There has been some evidence to suggest that ACL Prevention Programs, such as this one can be beneficial in preventing injury in at-risk females.

Renstrom et al (2008) in the BMJ provided a current concepts statement regarding such programs. The authors noted:

“These programmes attempt to alter dynamic loading of the tibiofemoral joint through neuromuscular and proprioceptive training. They emphasise proper landing and cutting techniques. This includes landing softly on the forefoot and rolling back to the rearfoot, engaging knee and hip flexion and, where possible, landing on two feet. Players are trained to avoid excessive dynamic valgus of the knee and to focus on the “knee over toe position” when cutting.”

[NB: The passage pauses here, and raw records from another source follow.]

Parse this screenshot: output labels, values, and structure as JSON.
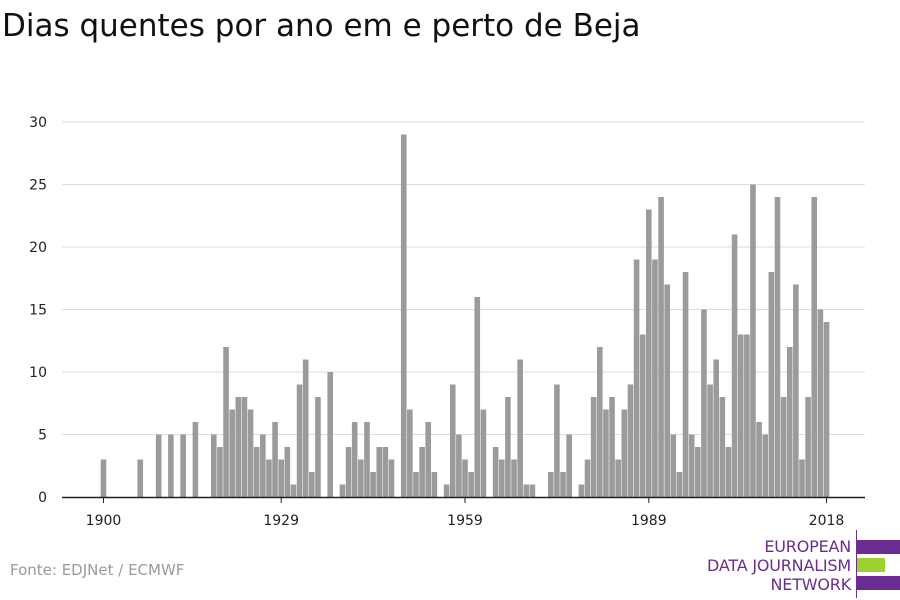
{
  "colors": {
    "bar": "#9b9b9b",
    "grid": "#dddddd",
    "axis": "#222222",
    "logo_purple": "#6b2c91",
    "logo_green": "#9dd12e"
  },
  "footer": {
    "source": "Fonte: EDJNet / ECMWF"
  },
  "logo": {
    "line1": "EUROPEAN",
    "line2": "DATA JOURNALISM",
    "line3": "NETWORK"
  },
  "chart_data": {
    "type": "bar",
    "title": "Dias quentes por ano em e perto de Beja",
    "xlabel": "",
    "ylabel": "",
    "xlim": [
      1900,
      2018
    ],
    "ylim": [
      0,
      30
    ],
    "yticks": [
      0,
      5,
      10,
      15,
      20,
      25,
      30
    ],
    "xticks": [
      1900,
      1929,
      1959,
      1989,
      2018
    ],
    "grid": true,
    "legend": "none",
    "x": [
      1900,
      1901,
      1902,
      1903,
      1904,
      1905,
      1906,
      1907,
      1908,
      1909,
      1910,
      1911,
      1912,
      1913,
      1914,
      1915,
      1916,
      1917,
      1918,
      1919,
      1920,
      1921,
      1922,
      1923,
      1924,
      1925,
      1926,
      1927,
      1928,
      1929,
      1930,
      1931,
      1932,
      1933,
      1934,
      1935,
      1936,
      1937,
      1938,
      1939,
      1940,
      1941,
      1942,
      1943,
      1944,
      1945,
      1946,
      1947,
      1948,
      1949,
      1950,
      1951,
      1952,
      1953,
      1954,
      1955,
      1956,
      1957,
      1958,
      1959,
      1960,
      1961,
      1962,
      1963,
      1964,
      1965,
      1966,
      1967,
      1968,
      1969,
      1970,
      1971,
      1972,
      1973,
      1974,
      1975,
      1976,
      1977,
      1978,
      1979,
      1980,
      1981,
      1982,
      1983,
      1984,
      1985,
      1986,
      1987,
      1988,
      1989,
      1990,
      1991,
      1992,
      1993,
      1994,
      1995,
      1996,
      1997,
      1998,
      1999,
      2000,
      2001,
      2002,
      2003,
      2004,
      2005,
      2006,
      2007,
      2008,
      2009,
      2010,
      2011,
      2012,
      2013,
      2014,
      2015,
      2016,
      2017,
      2018
    ],
    "values": [
      3,
      0,
      0,
      0,
      0,
      0,
      3,
      0,
      0,
      5,
      0,
      5,
      0,
      5,
      0,
      6,
      0,
      0,
      5,
      4,
      12,
      7,
      8,
      8,
      7,
      4,
      5,
      3,
      6,
      3,
      4,
      1,
      9,
      11,
      2,
      8,
      0,
      10,
      0,
      1,
      4,
      6,
      3,
      6,
      2,
      4,
      4,
      3,
      0,
      29,
      7,
      2,
      4,
      6,
      2,
      0,
      1,
      9,
      5,
      3,
      2,
      16,
      7,
      0,
      4,
      3,
      8,
      3,
      11,
      1,
      1,
      0,
      0,
      2,
      9,
      2,
      5,
      0,
      1,
      3,
      8,
      12,
      7,
      8,
      3,
      7,
      9,
      19,
      13,
      23,
      19,
      24,
      17,
      5,
      2,
      18,
      5,
      4,
      15,
      9,
      11,
      8,
      4,
      21,
      13,
      13,
      25,
      6,
      5,
      18,
      24,
      8,
      12,
      17,
      3,
      8,
      24,
      15,
      14
    ]
  }
}
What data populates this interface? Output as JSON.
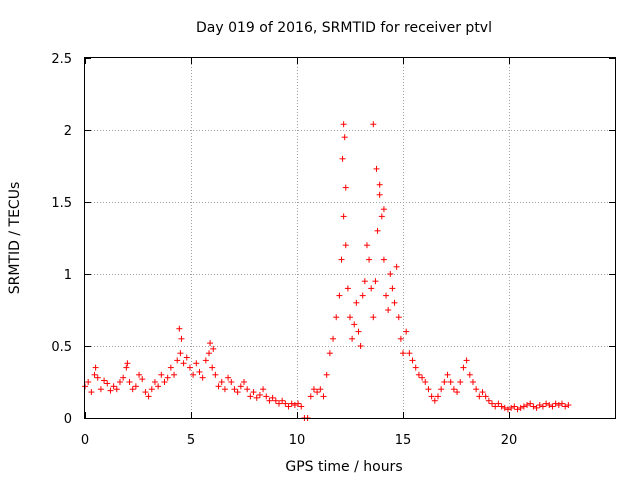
{
  "chart_data": {
    "type": "scatter",
    "title": "Day 019 of 2016, SRMTID for receiver ptvl",
    "xlabel": "GPS time / hours",
    "ylabel": "SRMTID / TECUs",
    "xlim": [
      0,
      25
    ],
    "ylim": [
      0,
      2.5
    ],
    "x_ticks": [
      0,
      5,
      10,
      15,
      20
    ],
    "x_tick_labels": [
      "0",
      "5",
      "10",
      "15",
      "20"
    ],
    "y_ticks": [
      0,
      0.5,
      1,
      1.5,
      2,
      2.5
    ],
    "y_tick_labels": [
      "0",
      "0.5",
      "1",
      "1.5",
      "2",
      "2.5"
    ],
    "grid": true,
    "marker": "+",
    "color": "#ff0000",
    "series": [
      {
        "name": "SRMTID",
        "x": [
          0.0,
          0.15,
          0.3,
          0.45,
          0.6,
          0.75,
          0.9,
          1.05,
          1.2,
          1.35,
          1.5,
          1.65,
          1.8,
          1.95,
          2.1,
          2.25,
          2.4,
          2.55,
          2.7,
          2.85,
          3.0,
          3.15,
          3.3,
          3.45,
          3.6,
          3.75,
          3.9,
          4.05,
          4.2,
          4.35,
          4.5,
          4.65,
          4.8,
          4.95,
          5.1,
          5.25,
          5.4,
          5.55,
          5.7,
          5.85,
          6.0,
          6.15,
          6.3,
          6.45,
          6.6,
          6.75,
          6.9,
          7.05,
          7.2,
          7.35,
          7.5,
          7.65,
          7.8,
          7.95,
          8.1,
          8.25,
          8.4,
          8.55,
          8.7,
          8.85,
          9.0,
          9.15,
          9.3,
          9.45,
          9.6,
          9.75,
          9.9,
          10.05,
          10.2,
          10.35,
          10.5,
          10.65,
          10.8,
          10.95,
          11.1,
          11.25,
          11.4,
          11.55,
          11.7,
          11.85,
          12.0,
          12.1,
          12.2,
          12.3,
          12.4,
          12.5,
          12.6,
          12.7,
          12.8,
          12.9,
          13.0,
          13.1,
          13.2,
          13.3,
          13.4,
          13.5,
          13.6,
          13.7,
          13.8,
          13.9,
          14.0,
          14.1,
          14.2,
          14.3,
          14.4,
          14.5,
          14.6,
          14.7,
          14.8,
          14.9,
          15.0,
          15.15,
          15.3,
          15.45,
          15.6,
          15.75,
          15.9,
          16.05,
          16.2,
          16.35,
          16.5,
          16.65,
          16.8,
          16.95,
          17.1,
          17.25,
          17.4,
          17.55,
          17.7,
          17.85,
          18.0,
          18.15,
          18.3,
          18.45,
          18.6,
          18.75,
          18.9,
          19.05,
          19.2,
          19.35,
          19.5,
          19.65,
          19.8,
          19.95,
          20.1,
          20.25,
          20.4,
          20.55,
          20.7,
          20.85,
          21.0,
          21.15,
          21.3,
          21.45,
          21.6,
          21.75,
          21.9,
          22.05,
          22.2,
          22.35,
          22.5,
          22.65,
          22.8,
          12.2,
          12.25,
          13.6,
          13.75,
          12.15,
          12.3,
          13.9,
          14.1,
          4.45,
          4.55,
          5.9,
          6.05,
          2.0,
          0.5
        ],
        "y": [
          0.22,
          0.25,
          0.18,
          0.3,
          0.28,
          0.2,
          0.26,
          0.24,
          0.19,
          0.22,
          0.2,
          0.25,
          0.28,
          0.35,
          0.25,
          0.2,
          0.22,
          0.3,
          0.27,
          0.18,
          0.15,
          0.2,
          0.25,
          0.22,
          0.3,
          0.25,
          0.28,
          0.35,
          0.3,
          0.4,
          0.45,
          0.38,
          0.42,
          0.35,
          0.3,
          0.38,
          0.32,
          0.28,
          0.4,
          0.45,
          0.35,
          0.3,
          0.22,
          0.25,
          0.2,
          0.28,
          0.25,
          0.2,
          0.18,
          0.22,
          0.25,
          0.2,
          0.15,
          0.18,
          0.14,
          0.16,
          0.2,
          0.15,
          0.12,
          0.14,
          0.12,
          0.1,
          0.12,
          0.1,
          0.08,
          0.1,
          0.09,
          0.1,
          0.08,
          0.0,
          0.0,
          0.15,
          0.2,
          0.18,
          0.2,
          0.15,
          0.3,
          0.45,
          0.55,
          0.7,
          0.85,
          1.1,
          1.4,
          1.2,
          0.9,
          0.7,
          0.55,
          0.65,
          0.8,
          0.6,
          0.5,
          0.85,
          0.95,
          1.2,
          1.1,
          0.9,
          0.7,
          0.95,
          1.3,
          1.55,
          1.4,
          1.1,
          0.85,
          0.75,
          1.0,
          0.9,
          0.8,
          1.05,
          0.7,
          0.55,
          0.45,
          0.6,
          0.45,
          0.4,
          0.35,
          0.3,
          0.28,
          0.25,
          0.2,
          0.15,
          0.12,
          0.15,
          0.2,
          0.25,
          0.3,
          0.25,
          0.2,
          0.18,
          0.25,
          0.35,
          0.4,
          0.3,
          0.25,
          0.2,
          0.15,
          0.18,
          0.15,
          0.12,
          0.1,
          0.08,
          0.1,
          0.08,
          0.07,
          0.06,
          0.07,
          0.08,
          0.06,
          0.07,
          0.08,
          0.09,
          0.1,
          0.08,
          0.07,
          0.09,
          0.08,
          0.1,
          0.09,
          0.08,
          0.1,
          0.09,
          0.1,
          0.08,
          0.09,
          2.04,
          1.95,
          2.04,
          1.73,
          1.8,
          1.6,
          1.62,
          1.45,
          0.62,
          0.55,
          0.52,
          0.48,
          0.38,
          0.35
        ]
      }
    ]
  }
}
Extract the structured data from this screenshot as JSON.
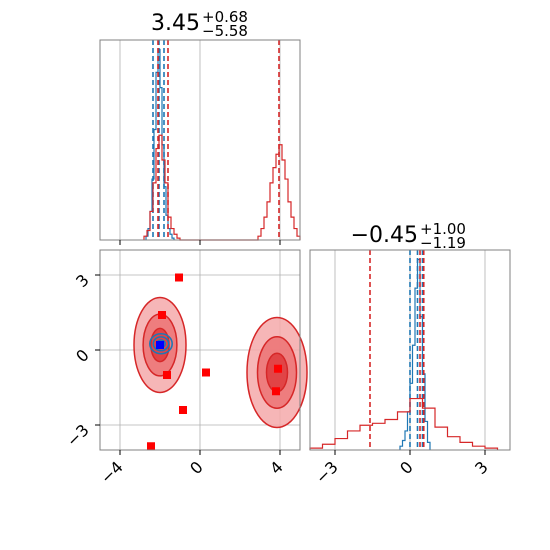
{
  "colors": {
    "blue": "#1f77b4",
    "red": "#d62728",
    "marker_red": "#ff0000",
    "marker_blue": "#0000ff",
    "grid": "#b0b0b0",
    "frame": "#808080"
  },
  "chart_data": {
    "type": "corner",
    "grid": true,
    "titles": [
      {
        "base": "3.45",
        "sup": "+0.68",
        "sub": "−5.58"
      },
      {
        "base": "−0.45",
        "sup": "+1.00",
        "sub": "−1.19"
      }
    ],
    "axes": {
      "param1": {
        "range": [
          -5,
          5
        ],
        "ticks": [
          -4,
          0,
          4
        ],
        "tick_labels": [
          "−4",
          "0",
          "4"
        ]
      },
      "param2": {
        "range": [
          -4,
          4
        ],
        "ticks": [
          -3,
          0,
          3
        ],
        "tick_labels": [
          "−3",
          "0",
          "3"
        ]
      },
      "param2_marginal_x": {
        "range": [
          -4,
          4
        ],
        "ticks": [
          -3,
          0,
          3
        ],
        "tick_labels": [
          "−3",
          "0",
          "3"
        ]
      }
    },
    "marginal_param1": {
      "series": [
        {
          "name": "",
          "color": "blue",
          "bin_edges": [
            -2.7,
            -2.6,
            -2.5,
            -2.4,
            -2.3,
            -2.2,
            -2.1,
            -2.0,
            -1.9,
            -1.8,
            -1.7,
            -1.6,
            -1.5,
            -1.4,
            -1.3
          ],
          "counts": [
            0.02,
            0.06,
            0.15,
            0.32,
            0.58,
            0.88,
            1.0,
            0.8,
            0.5,
            0.28,
            0.13,
            0.06,
            0.03,
            0.01
          ],
          "quantiles": [
            -2.35,
            -2.05,
            -1.8
          ]
        },
        {
          "name": "",
          "color": "red",
          "bin_edges": [
            -2.8,
            -2.65,
            -2.5,
            -2.35,
            -2.2,
            -2.05,
            -1.9,
            -1.75,
            -1.6,
            -1.45,
            -1.3,
            -1.15,
            -1.0,
            2.9,
            3.05,
            3.2,
            3.35,
            3.5,
            3.65,
            3.8,
            3.95,
            4.1,
            4.25,
            4.4,
            4.55,
            4.7,
            4.85,
            5.0
          ],
          "counts": [
            0.02,
            0.05,
            0.15,
            0.3,
            0.48,
            0.55,
            0.42,
            0.3,
            0.12,
            0.06,
            0.03,
            0.01,
            0.0,
            0.02,
            0.06,
            0.12,
            0.2,
            0.3,
            0.38,
            0.45,
            0.5,
            0.42,
            0.32,
            0.2,
            0.12,
            0.06,
            0.02
          ],
          "quantiles": [
            -2.1,
            -1.6,
            3.95
          ]
        }
      ]
    },
    "marginal_param2": {
      "series": [
        {
          "name": "",
          "color": "blue",
          "bin_edges": [
            -0.4,
            -0.3,
            -0.2,
            -0.1,
            0.0,
            0.1,
            0.2,
            0.3,
            0.4,
            0.5,
            0.6,
            0.7,
            0.8
          ],
          "counts": [
            0.02,
            0.05,
            0.1,
            0.2,
            0.35,
            0.55,
            0.85,
            1.0,
            0.7,
            0.4,
            0.15,
            0.04
          ],
          "quantiles": [
            0.0,
            0.3,
            0.5
          ]
        },
        {
          "name": "",
          "color": "red",
          "bin_edges": [
            -4.0,
            -3.5,
            -3.0,
            -2.5,
            -2.0,
            -1.5,
            -1.0,
            -0.5,
            0.0,
            0.5,
            1.0,
            1.5,
            2.0,
            2.5,
            3.0,
            3.5
          ],
          "counts": [
            0.01,
            0.03,
            0.06,
            0.1,
            0.13,
            0.14,
            0.16,
            0.2,
            0.27,
            0.22,
            0.12,
            0.07,
            0.04,
            0.02,
            0.01
          ],
          "quantiles": [
            -1.6,
            0.4,
            0.55
          ]
        }
      ]
    },
    "joint": {
      "red_modes": [
        {
          "center": [
            -2.0,
            0.2
          ],
          "sigma": [
            0.65,
            0.95
          ]
        },
        {
          "center": [
            3.85,
            -0.9
          ],
          "sigma": [
            0.75,
            1.1
          ]
        }
      ],
      "blue_mode": {
        "center": [
          -1.95,
          0.25
        ],
        "sigma": [
          0.35,
          0.25
        ]
      },
      "red_markers": [
        {
          "x": -1.05,
          "y": 2.9
        },
        {
          "x": -1.9,
          "y": 1.4
        },
        {
          "x": -1.65,
          "y": -1.0
        },
        {
          "x": 0.3,
          "y": -0.9
        },
        {
          "x": -0.85,
          "y": -2.4
        },
        {
          "x": -2.45,
          "y": -3.85
        },
        {
          "x": 3.9,
          "y": -0.75
        },
        {
          "x": 3.8,
          "y": -1.65
        }
      ],
      "blue_markers": [
        {
          "x": -2.0,
          "y": 0.2
        }
      ]
    }
  }
}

At risk players can also be identified using the drop vertical jump test by Noyes et al (2005).

Does your practice perform such prevention programs?

References

Myer GD, Ford KR, Khoury J, Succop P, Hewett TE. Development and Validation of a Clinic-Based Prediction Tool to Identify Female Athletes at High Risk for Anterior Cruciate Ligament Injury. Am J Sports Med. Jul 1 2010.

Renstrom P, Ljungqvist A, Arendt E, et al. Non-contact ACL injuries in female athletes: an International Olympic Committee current concepts Statement. Br J Sports Med. 2008;42 (6):394-412.

Noyes F, Barber-Westin F, Fleckenstein C, et al. The Drop-Jump Screening Test

Difference in Lower Limb Control By Gender and Effect of Neuromuscular Training in Female Athletes. The American Journal of Sports Medicine. 2005; 33(2): 197-207.

Griffin Y,Agel J, Albohm M, et al. Noncontact Anterior Cruciate Ligament Injuries: Risk Factors and Prevention Strategies. J Am Acad Orthop Surg. 2000; 8(3): 141-150.